Anyway, Estelle Morris writes:

"Another round of structural change won't by itself achieve universally high standards. Worse than that it could be a distraction. In five years' time, whose children will be going to these new academies? Will choice and market forces once again squeeze out the children of the disadvantaged?"


Two things. Firstly, who started this idea that structural change would by itself achieve universally high standards? Who, for instance, scrapped the Eleven-plus and destroyed the grammar school system? No, not Estelle Morris, but her party.

OK, so maybe she, like Tony Blair, is willing to admit that the Labour Party have made mistakes in the past; maybe she wishes the grammar schools had never been got rid of, so can hardly be blamed by association for their scrapping. So we should really consider, rather than the historical actions of her party, her own actions as Education Minister.

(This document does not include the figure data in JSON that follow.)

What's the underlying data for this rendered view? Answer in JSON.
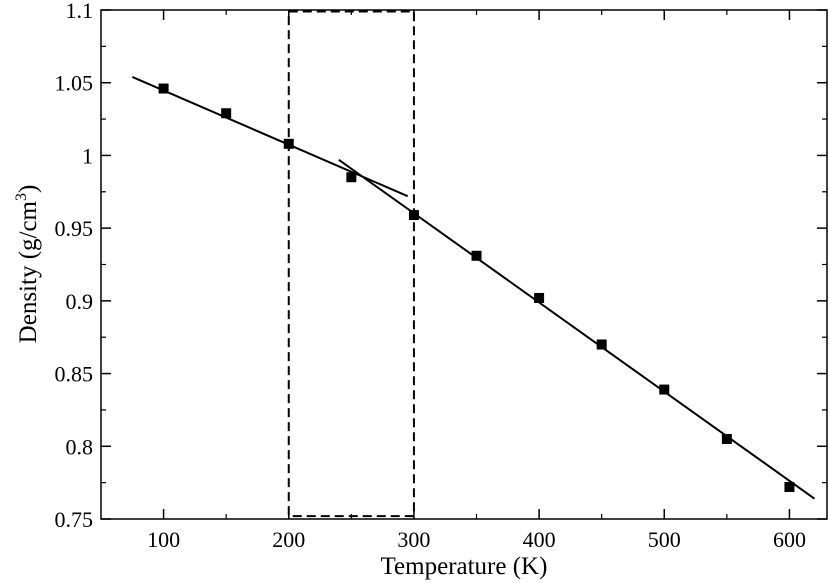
{
  "chart_data": {
    "type": "scatter",
    "xlabel": "Temperature (K)",
    "ylabel_main": "Density (g/cm",
    "ylabel_sup": "3",
    "ylabel_close": ")",
    "xlim": [
      50,
      630
    ],
    "ylim": [
      0.75,
      1.1
    ],
    "xticks": [
      100,
      200,
      300,
      400,
      500,
      600
    ],
    "xtick_labels": [
      "100",
      "200",
      "300",
      "400",
      "500",
      "600"
    ],
    "yticks": [
      0.75,
      0.8,
      0.85,
      0.9,
      0.95,
      1.0,
      1.05,
      1.1
    ],
    "ytick_labels": [
      "0.75",
      "0.8",
      "0.85",
      "0.9",
      "0.95",
      "1",
      "1.05",
      "1.1"
    ],
    "grid": false,
    "series": [
      {
        "marker": "square",
        "color": "#000000",
        "x": [
          100,
          150,
          200,
          250,
          300,
          350,
          400,
          450,
          500,
          550,
          600
        ],
        "y": [
          1.046,
          1.029,
          1.008,
          0.985,
          0.959,
          0.931,
          0.902,
          0.87,
          0.839,
          0.805,
          0.772
        ]
      }
    ],
    "fit_lines": [
      {
        "x": [
          75,
          295
        ],
        "y": [
          1.054,
          0.972
        ]
      },
      {
        "x": [
          240,
          620
        ],
        "y": [
          0.997,
          0.764
        ]
      }
    ],
    "highlight_box": {
      "x": [
        200,
        300
      ],
      "y": [
        0.752,
        1.099
      ],
      "style": "dashed"
    }
  }
}
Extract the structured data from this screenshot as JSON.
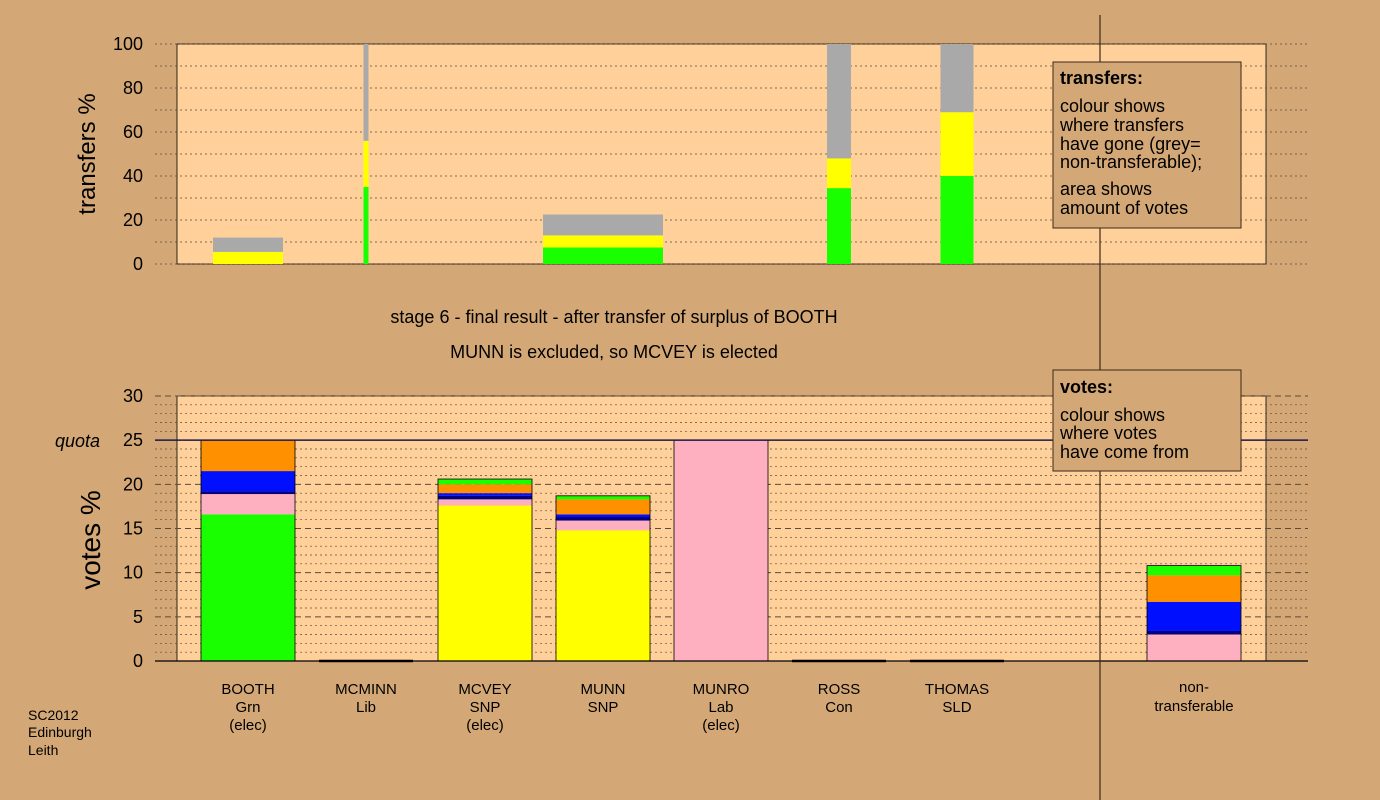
{
  "chart_data": {
    "type": "bar",
    "stage_title": "stage 6 - final result - after transfer of surplus of BOOTH",
    "stage_subtitle": "MUNN is excluded, so MCVEY is elected",
    "credit": [
      "SC2012",
      "Edinburgh",
      "Leith"
    ],
    "colors": {
      "green": "#1aff00",
      "yellow": "#ffff00",
      "grey": "#a9a9a9",
      "pink": "#ffb0c0",
      "blue": "#0010ff",
      "navy": "#000080",
      "orange": "#ff9000",
      "panel": "#ffd09a",
      "background": "#d4a876"
    },
    "candidates": [
      {
        "name": "BOOTH",
        "party": "Grn",
        "status": "(elec)"
      },
      {
        "name": "MCMINN",
        "party": "Lib",
        "status": ""
      },
      {
        "name": "MCVEY",
        "party": "SNP",
        "status": "(elec)"
      },
      {
        "name": "MUNN",
        "party": "SNP",
        "status": ""
      },
      {
        "name": "MUNRO",
        "party": "Lab",
        "status": "(elec)"
      },
      {
        "name": "ROSS",
        "party": "Con",
        "status": ""
      },
      {
        "name": "THOMAS",
        "party": "SLD",
        "status": ""
      }
    ],
    "nontransferable_label": [
      "non-",
      "transferable"
    ],
    "transfers": {
      "ylabel": "transfers %",
      "ylim": [
        0,
        100
      ],
      "ticks": [
        0,
        20,
        40,
        60,
        80,
        100
      ],
      "legend": {
        "title": "transfers:",
        "lines": [
          "colour shows",
          "where transfers",
          "have gone (grey=",
          "non-transferable);",
          "area shows",
          "amount of votes"
        ]
      },
      "bars": [
        {
          "candidate": "BOOTH",
          "segments": [
            {
              "color": "yellow",
              "value": 5.5
            },
            {
              "color": "grey",
              "value": 6.5
            }
          ]
        },
        {
          "candidate": "MCMINN",
          "segments": [
            {
              "color": "green",
              "value": 35
            },
            {
              "color": "yellow",
              "value": 21
            },
            {
              "color": "grey",
              "value": 44
            }
          ]
        },
        {
          "candidate": "MUNN",
          "segments": [
            {
              "color": "green",
              "value": 7.5
            },
            {
              "color": "yellow",
              "value": 5.5
            },
            {
              "color": "grey",
              "value": 9.5
            }
          ]
        },
        {
          "candidate": "ROSS",
          "segments": [
            {
              "color": "green",
              "value": 34.5
            },
            {
              "color": "yellow",
              "value": 13.5
            },
            {
              "color": "grey",
              "value": 52
            }
          ]
        },
        {
          "candidate": "THOMAS",
          "segments": [
            {
              "color": "green",
              "value": 40
            },
            {
              "color": "yellow",
              "value": 29
            },
            {
              "color": "grey",
              "value": 31
            }
          ]
        }
      ]
    },
    "votes": {
      "ylabel": "votes %",
      "ylim": [
        0,
        30
      ],
      "ticks": [
        0,
        5,
        10,
        15,
        20,
        25,
        30
      ],
      "quota": 25,
      "quota_label": "quota",
      "legend": {
        "title": "votes:",
        "lines": [
          "colour shows",
          "where votes",
          "have come from"
        ]
      },
      "bars": [
        {
          "candidate": "BOOTH",
          "segments": [
            {
              "color": "green",
              "value": 16.6
            },
            {
              "color": "pink",
              "value": 2.3
            },
            {
              "color": "navy",
              "value": 0.3
            },
            {
              "color": "blue",
              "value": 2.3
            },
            {
              "color": "orange",
              "value": 3.5
            }
          ]
        },
        {
          "candidate": "MCMINN",
          "segments": []
        },
        {
          "candidate": "MCVEY",
          "segments": [
            {
              "color": "yellow",
              "value": 17.6
            },
            {
              "color": "pink",
              "value": 0.7
            },
            {
              "color": "navy",
              "value": 0.4
            },
            {
              "color": "blue",
              "value": 0.3
            },
            {
              "color": "orange",
              "value": 1.0
            },
            {
              "color": "green",
              "value": 0.6
            }
          ]
        },
        {
          "candidate": "MUNN",
          "segments": [
            {
              "color": "yellow",
              "value": 14.8
            },
            {
              "color": "pink",
              "value": 1.1
            },
            {
              "color": "navy",
              "value": 0.4
            },
            {
              "color": "blue",
              "value": 0.3
            },
            {
              "color": "orange",
              "value": 1.7
            },
            {
              "color": "green",
              "value": 0.4
            }
          ]
        },
        {
          "candidate": "MUNRO",
          "segments": [
            {
              "color": "pink",
              "value": 25
            }
          ]
        },
        {
          "candidate": "ROSS",
          "segments": []
        },
        {
          "candidate": "THOMAS",
          "segments": []
        },
        {
          "candidate": "non-transferable",
          "segments": [
            {
              "color": "pink",
              "value": 3.0
            },
            {
              "color": "navy",
              "value": 0.4
            },
            {
              "color": "blue",
              "value": 3.3
            },
            {
              "color": "orange",
              "value": 3.0
            },
            {
              "color": "green",
              "value": 1.1
            }
          ]
        }
      ]
    }
  }
}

So, secondly, she did her bit to help destroy foreign language teaching in the UK. Of course, she claimed that this was part of a long-term strategy to improve language teaching — the idea, apparently, is to make languages optional for teenagers but to start teaching them to primary-school children so that kids have their aptitude for languages developed earlier (though quite why the former bad idea is necessary in order for the latter good one to work, she never explained). In other words, she made yet another round of structural change in order to achieve, eventually, she naively hoped, universally high standards. And, short term, she lowered standards.

Compare this with what she's attacking:

However, this will not deter Mr Blair who will point out that in the last academic year the proportion of pupils receiving five good GCSEs in city academies rose by 8 per cent, four times the national average.


These city academies are raising standards, at least comparatively. But Estelle Morris doesn't care whether they work in practice, because she doesn't think they work in theory.

Why would anyone listen to this woman?